S’agissant du renforcement des pouvoirs du Parlement, le texte est assez décevant. En effet, qu’il s’agisse du contrôle de l’application de la loi, de celui effectué par la Cour des comptes ou encore de l’évaluation des lois, ce qui est proposé est très en retrait de ce qu’on peut attendre d’un pouvoir législatif moderne.

Cela étant, l’attitude de l’opposition est paradoxale, car elle ne tire pas les conséquences de ce qu’elle a imposé. Avec le quinquennat, réforme qui est restée inachevée, elle devrait en effet être considérée comme le véritable initiateur de la révision constitutionnelle proposée.

De même, la mémoire de l’opposition est courte s’agissant de ses relations avec les magistrats. N’a-t-elle pas en effet largement usé, pendant deux septennats, de pouvoirs discrétionnaires en matière de nomination des procureurs ? Il ne sert à rien de donner des leçons de vertu, d’autant que le projet de réforme du CSM de 1998 était très en retrait par rapport au projet actuel.

Pour autant, il faut éviter que le débat constitutionnel ne tourne qu’autour de l’indépendance de la magistrature, alors que le texte traite de la revalorisation du Parlement. Aussi conviendrait-il de faire droit à la demande de la « commission Outreau » s’agissant de la parité au sein du CSM.

De même, c’est à tort que les Français de l’étranger sont concernés par le texte, car cela aboutit à ouvrir le débat sur les modes de scrutin, qui ne relèvent pas de la Constitution.
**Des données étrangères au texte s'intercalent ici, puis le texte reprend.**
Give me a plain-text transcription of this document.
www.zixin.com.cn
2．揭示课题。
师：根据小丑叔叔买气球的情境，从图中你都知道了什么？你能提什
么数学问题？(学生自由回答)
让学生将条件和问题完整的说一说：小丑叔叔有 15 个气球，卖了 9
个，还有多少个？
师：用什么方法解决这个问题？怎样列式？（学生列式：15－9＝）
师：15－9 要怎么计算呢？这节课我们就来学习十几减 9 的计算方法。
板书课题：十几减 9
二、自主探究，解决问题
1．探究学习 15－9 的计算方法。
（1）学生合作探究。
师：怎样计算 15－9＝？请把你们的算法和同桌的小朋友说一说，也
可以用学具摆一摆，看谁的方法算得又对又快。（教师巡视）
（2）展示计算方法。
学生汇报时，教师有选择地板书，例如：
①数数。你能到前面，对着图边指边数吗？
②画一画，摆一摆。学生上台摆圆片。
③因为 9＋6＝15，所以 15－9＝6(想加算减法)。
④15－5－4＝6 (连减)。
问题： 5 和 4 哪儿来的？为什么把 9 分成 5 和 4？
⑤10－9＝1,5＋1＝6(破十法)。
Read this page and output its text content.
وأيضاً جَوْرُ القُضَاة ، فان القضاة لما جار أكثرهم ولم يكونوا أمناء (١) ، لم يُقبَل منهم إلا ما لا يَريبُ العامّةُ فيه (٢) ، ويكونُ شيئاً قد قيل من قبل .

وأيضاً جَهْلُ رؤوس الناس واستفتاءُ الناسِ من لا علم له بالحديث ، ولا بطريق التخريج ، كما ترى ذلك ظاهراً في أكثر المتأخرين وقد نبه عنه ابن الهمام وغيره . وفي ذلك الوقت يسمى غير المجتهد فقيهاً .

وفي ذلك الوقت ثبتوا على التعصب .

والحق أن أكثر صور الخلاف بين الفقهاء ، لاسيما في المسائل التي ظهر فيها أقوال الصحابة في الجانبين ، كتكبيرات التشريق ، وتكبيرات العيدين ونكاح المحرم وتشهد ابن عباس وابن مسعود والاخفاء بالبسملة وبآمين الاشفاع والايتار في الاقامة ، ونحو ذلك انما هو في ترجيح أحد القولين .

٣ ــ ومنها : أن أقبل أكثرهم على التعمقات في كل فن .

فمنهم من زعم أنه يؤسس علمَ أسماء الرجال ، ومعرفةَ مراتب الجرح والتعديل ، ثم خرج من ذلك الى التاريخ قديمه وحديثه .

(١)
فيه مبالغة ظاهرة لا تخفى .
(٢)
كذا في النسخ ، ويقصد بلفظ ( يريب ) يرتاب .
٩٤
Enfin, concernant l’importance accordée par l’opposition à la venue ou non du Président de la République devant les assemblées, il convient de rappeler que l’interdiction faite au Président de la République – en l’occurrence M. Thiers – de s’y rendre, tenait essentiellement au fait que ce dernier était trop bon orateur. Il est amusant de constater que ce qui était à l’époque un coup bas porté contre Thiers, soit devenu, pour l’opposition, une pierre angulaire de l’édifice constitutionnel.

Mme Élisabeth Guigou a rappelé, pour avoir défendu à l’époque le quinquennat devant le Parlement, que c’est M. Chirac qui avait voulu le quinquennat sec, sans augmentation concomitante des pouvoirs du Parlement. C’est le même d’ailleurs qui avait bloqué la réforme de la justice, pourtant votée dans les mêmes termes par les deux assemblées, en ajournant à la dernière minute la convocation du Congrès. Il s’agissait pourtant d’inscrire dans les textes l’indépendance de la magistrature en supprimant la nomination des procureurs généraux en Conseil des ministres et en garantissant l’indépendance des magistrats du parquet, avec interdiction de toute instruction dans les dossiers individuels – contrairement aux périodes précédentes.

La réforme actuelle est en tout cas abordée par les socialistes dans un état d’esprit constructif. Encore faut-il que le Gouvernement accède à certaines de leurs demandes, voire de leurs exigences.

En aucun cas les pouvoirs du Président de la République ne doivent être accrus, que ce soit vis-à-vis du Premier ministre ou du Parlement. À cet égard, si l’on veut que le Président de la République vienne devant les Assemblées, il faut passer à un véritable régime présidentiel, avec absence du droit de dissolution.

Si l’on ne peut que saluer les progrès en matière de droit de regard du Parlement sur son ordre du jour et sur les nominations, encore faut-il que la parité soit prévue au sein des grands organes institutionnels. Or le prochain renouvellement du Conseil constitutionnel, par exemple, aboutira à la nomination de personnalités, certes estimables, mais qui toutes seront proches de la majorité actuelle.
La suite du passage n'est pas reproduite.